Characterization of ICM Temperature Distributions of 62 Galaxy Clusters with XMM-Newton

TL;DR

This study analyzes the temperature distributions of 62 galaxy clusters using XMM-Newton data, revealing that none are perfectly isothermal and that disturbed, non-cool-core, and AGN-free clusters tend to have wider temperature distributions, indicating diverse thermal histories.

Contribution

Introduces a Markov Chain Monte Carlo method to model ICM temperature distributions, providing new insights into cluster thermal properties and their correlations with dynamical states.

Findings

No clusters are perfectly isothermal.

Disturbed and non-cool-core clusters have wider temperature distributions.

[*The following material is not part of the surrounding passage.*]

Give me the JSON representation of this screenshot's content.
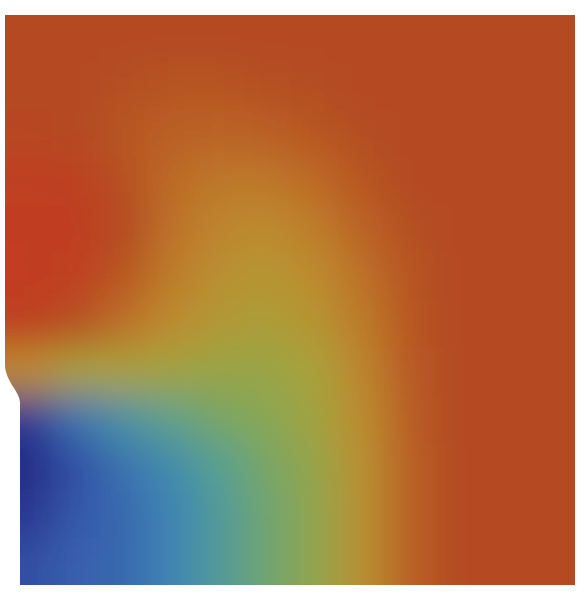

Temperature distribution width correlates with median temperature, showing diverse thermal histories.

Abstract

We measure the intracluster medium temperature distributions for 62 galaxy clusters in the HIFLUGCS, an X-ray flux-limited sample, with available X-ray data from XMM-Newton. We search for correlations between the width of the temperature distributions and other cluster properties, including median cluster temperature, luminosity, size, presence of a cool core, AGN activity, and dynamical state. We use a Markov Chain Monte Carlo analysis which models the ICM as a collection of X-ray emitting smoothed particles of plasma. Each smoothed particle is given its own set of parameters, including temperature, spatial position, redshift, size, and emission measure. This allows us to measure the width of the temperature distribution, median temperature, and total emission measure of each cluster. We find that none of the clusters have a temperature width, \sigma_kT, consistent with isothermality. Counterintuitively, we also find that the temperature distribution widths of disturbed, non-cool-core, and AGN-free clusters tend to be wider than in other clusters. A linear fit to \sigma_kT - kT_med finds \sigma_kT ~ 0.20kT_med + 1.08, with an estimated intrinsic scatter of ~ 0.55 keV, demonstrating a large range in ICM thermal histories.